Opening Keynote Speaker

Dr. Dennis Carroll
Chair, Leadership Board of the Global Virome Project

Dr. Dennis Carroll has over 30 years of leadership experience in global health and development. Until recently he served as the Director of the U.S. Agency for International Development’s (USAID) Emerging Threats Division. In this position Dr. Carroll was responsible for providing strategic and operational leadership for the Agency's programs addressing new and emerging disease threats. He provided overall strategic leadership for the Agency’s response to the West Africa Ebola epidemic. He currently heads the Global Virome Project, an international partnership to build the systems and capacities to detect and characterize future viral threats while they are still circulating in wildlife - enabling the world to better prepare before they spill over into us.

Dr. Carroll was initially detailed to USAID from the U.S. Centers for Disease Control and Prevention as a senior public health advisor in 1991. In 1995 he was named the Agency's Senior Infectious Diseases advisor, responsible for overseeing the Agency's programs in malaria, tuberculosis, antimicrobial resistance, disease surveillance, as well as neglected and emerging infectious diseases. In this capacity Dr. Carroll was directly involved in the development and introduction of a range of new technologies for disease prevention and control, including: community-based delivery of treatment of onchocerciasis, rapid diagnostics for malaria, new treatment therapies for drug resistant malaria, intermittent therapy for pregnant women and “long-lasting” insecticide treated bednets for prevention of malaria. He was responsible for the initial design and development of the President’s Malaria Initiative (PMI). Dr. Carroll officially left CDC and joined USAID in 2005 when he assumed responsibility for leading the USAID response to the spread of avian influenza. Between 2009 - 2019 he oversaw the Agency’s Emerging Threats program spanning more than 30 countries across Africa and Asia.
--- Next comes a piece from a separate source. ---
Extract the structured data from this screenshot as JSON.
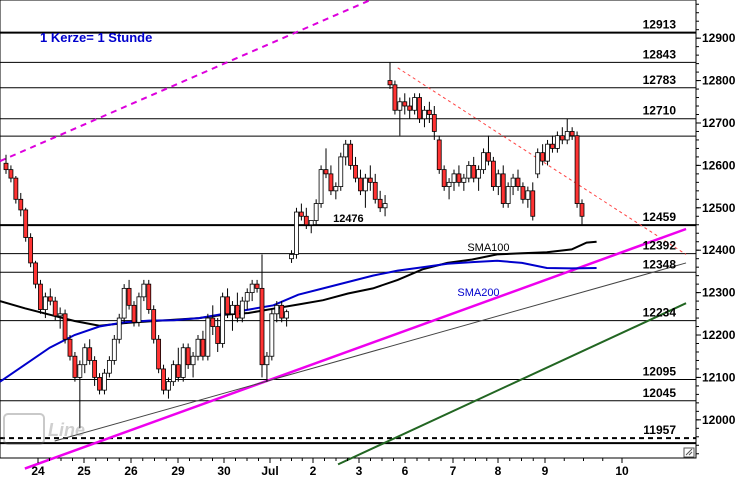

Dr. Carroll has a doctorate in biomedical research with a special focus in tropical infectious diseases from the University of Massachusetts at Amherst. He was a Research Scientist at Cold Spring Harbor Laboratory where he studied the molecular mechanics of viral infection. Dr. Carroll has received awards from both CDC and USAID, including the 2006 USAID Science and Technology Award for his work on malaria, including the design of PMI, and avian influenza, the 2008 Administrator’s Management Innovation Award for his management of the Agency’s Avian and Pandemic Influenza program, in 2015 USAID’s Distinguished Service Award, and a 2018 Lifetime Achievement Award from Texas A&M University.

Closing Keynote Speaker (Virtual)

Prof. Drew Weissman, M.D., Ph.D.
Director of Vaccine Research, Infectious Diseases Division
Perelman School of Medicine, University of Pennsylvania

Dr. Drew Weissman is a professor of medicine at the Perelman School of Medicine at the University of Pennsylvania. He is best known for his contributions to RNA biology, which enabled the development of effective mRNA vaccines for COVID-19.

The Weissman Lab, led by Dr. Drew Weissman has studied RNA immunity for many years. They first identified that mRNA activated dendritic cells and was one of 3 groups that identified that TLR7 and TLR8 recognized RNA. Then they went on to identify that the inclusion of modified nucleosides (pseudouridine, 5-Methyl-cytidine, and others) allowed the mRNA to avoid activation of RNA sensors. This allows mRNA delivered in vivo to give very high, up to 1,000-fold, more protein than unmodified mRNA. mRNA, unlike DNA, also has very high transfection efficiency in primary non-dividing cells. These properties allowed them to develop nucleoside-modified mRNA as a transient gene therapy to deliver or replace proteins as a therapeutic. They observed that 10 ng of erythropoietin encoding mRNA resulted in supraphysiologic responses in mice and 1 mg/kg of mAb encoding mRNAs resulted in circulating levels of mAb approaching 600 ug/ml. The combination of the extremely high potency of mRNA encoded proteins due to the amplification by translation and the reduced risks of adverse events as the protein is made by the host’s cells has made mRNA therapy a new approach to protein therapeutics. They have also used nucleoside-modified mRNA to deliver vaccine immunogens in many animal species including: mice, rats, Guinea pigs, rabbits, chickens, and Rhesus and Cynomolgus macaques resulting in potent antibody responses due to the specific induction of T follicular helper cells. They have ongoing interests in developing many vaccines, including COVID-19, pan-coronavirus, hepatitis C, influenza, ebola, CMV, EBV, HIV, dengue, flaviviruses, and others that can quickly move into clinical trials. Additional studies have used modified mRNA for gene editing, as the kinetics of modified mRNA translation are ideal for the delivery of such systems and the targeting of mRNA-LNPs to specific cell types, including lung vascular endothelium, brain, cardiomyocytes, tissue T cells, and bone marrow stem cells.